IA de confiance
05/11/2020

IA pour l'assurance : risques et opportunités


Auteur : Guillaume Bodiou
Temps de lecture : 5 minutes
Quantmetry.com : IA pour l'assurance : risques et opportunités

L’introduction de l’Intelligence Artificielle représente plusieurs opportunités pour les métiers de l’assurance, à condition toutefois de préserver la confiance.
Quantmetry travaille depuis plusieurs années sur l’IA de confiance, et revient dans cet article sur les exigences à intégrer et sur l’enjeu du contrôle dans le secteur de l’assurance en s’appuyant notamment sur les travaux menés par l’ACPR et le parlement européen.

 


L’IA comme levier de transformation de l’assurance

 L’assurance est un métier historique de la donnée. Il n’est donc pas surprenant de constater que l’IA est aujourd’hui un levier de transformation majeur (et efficace) qui touche à de multiples aspects du métier :

  • Amélioration des processus (contractualisation, gestion des sinistres)
  • Évaluation des risques
  • Amélioration de la relation assurés
  • Fraudes et lutte anti-blanchiment (LCB-FT)
  • Personnalisation et développement de nouveaux services

 Les levées de fonds records des assurtech en 2019 témoignent de cette dynamique.

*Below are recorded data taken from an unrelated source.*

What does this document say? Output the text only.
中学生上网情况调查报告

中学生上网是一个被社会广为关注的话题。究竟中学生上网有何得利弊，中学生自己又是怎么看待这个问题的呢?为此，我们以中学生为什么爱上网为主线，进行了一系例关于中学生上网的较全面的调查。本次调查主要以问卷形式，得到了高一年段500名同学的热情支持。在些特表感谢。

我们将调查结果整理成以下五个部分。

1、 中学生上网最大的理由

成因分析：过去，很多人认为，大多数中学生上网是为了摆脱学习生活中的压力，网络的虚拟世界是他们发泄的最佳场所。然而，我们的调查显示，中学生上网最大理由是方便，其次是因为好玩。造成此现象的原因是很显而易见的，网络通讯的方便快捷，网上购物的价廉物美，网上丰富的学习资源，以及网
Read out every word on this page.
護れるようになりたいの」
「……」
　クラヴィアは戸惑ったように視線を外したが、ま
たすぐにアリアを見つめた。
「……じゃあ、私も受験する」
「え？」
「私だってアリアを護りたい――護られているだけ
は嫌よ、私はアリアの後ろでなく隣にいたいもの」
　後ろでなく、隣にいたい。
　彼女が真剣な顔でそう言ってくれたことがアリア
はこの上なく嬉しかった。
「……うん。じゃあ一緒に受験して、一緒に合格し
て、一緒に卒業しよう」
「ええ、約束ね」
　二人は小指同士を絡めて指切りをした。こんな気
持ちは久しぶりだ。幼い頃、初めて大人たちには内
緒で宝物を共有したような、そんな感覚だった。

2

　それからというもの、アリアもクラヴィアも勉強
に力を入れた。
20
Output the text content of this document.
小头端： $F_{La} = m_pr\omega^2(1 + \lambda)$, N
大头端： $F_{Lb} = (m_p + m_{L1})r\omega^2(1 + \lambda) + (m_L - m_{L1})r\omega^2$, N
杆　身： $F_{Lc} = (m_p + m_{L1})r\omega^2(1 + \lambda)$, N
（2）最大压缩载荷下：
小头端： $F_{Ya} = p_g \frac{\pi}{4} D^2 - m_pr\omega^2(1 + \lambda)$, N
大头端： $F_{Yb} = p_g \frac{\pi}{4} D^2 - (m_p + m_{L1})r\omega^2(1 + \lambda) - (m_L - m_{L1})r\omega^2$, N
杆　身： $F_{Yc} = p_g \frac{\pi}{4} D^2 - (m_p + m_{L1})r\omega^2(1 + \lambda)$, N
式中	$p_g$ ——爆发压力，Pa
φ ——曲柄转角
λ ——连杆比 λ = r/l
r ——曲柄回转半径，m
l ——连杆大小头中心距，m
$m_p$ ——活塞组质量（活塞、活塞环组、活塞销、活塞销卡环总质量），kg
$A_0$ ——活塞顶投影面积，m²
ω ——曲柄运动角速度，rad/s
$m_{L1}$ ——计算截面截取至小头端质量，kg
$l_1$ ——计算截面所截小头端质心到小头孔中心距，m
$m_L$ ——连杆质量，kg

https://www.argusdelassurance.com/acteurs/la-planete-assurtech-en-pleine-revolution.160474 

 

Le besoin de confiance

 Si l’assurance est un métier de la donnée, c’est aussi un métier de confiance qui implique des exigences fortes.

Il est donc essentiel de pouvoir répondre à des questions légitimes quant à l’introduction de l’IA : pourquoi un algorithme donne tel résultat ? Quel niveau de confiance peut-on avoir dans ce résultat ? Comment s’assurer que le résultat n’est pas discriminant ? quels usages de mes données ?…

 Le législateur qui veille à l’intérêt des citoyens et les professionnels du secteur ont bien compris la nécessité d’exprimer et de formaliser ces exigences indispensables à la confiance.

La Commission Européenne a lancé des travaux pour compléter la GDPR en intégrant les questions posées par l’utilisation de l’IA (1). Ces travaux devraient aboutir en 2021 à une réglementation générale applicable à tous les secteurs d’activité.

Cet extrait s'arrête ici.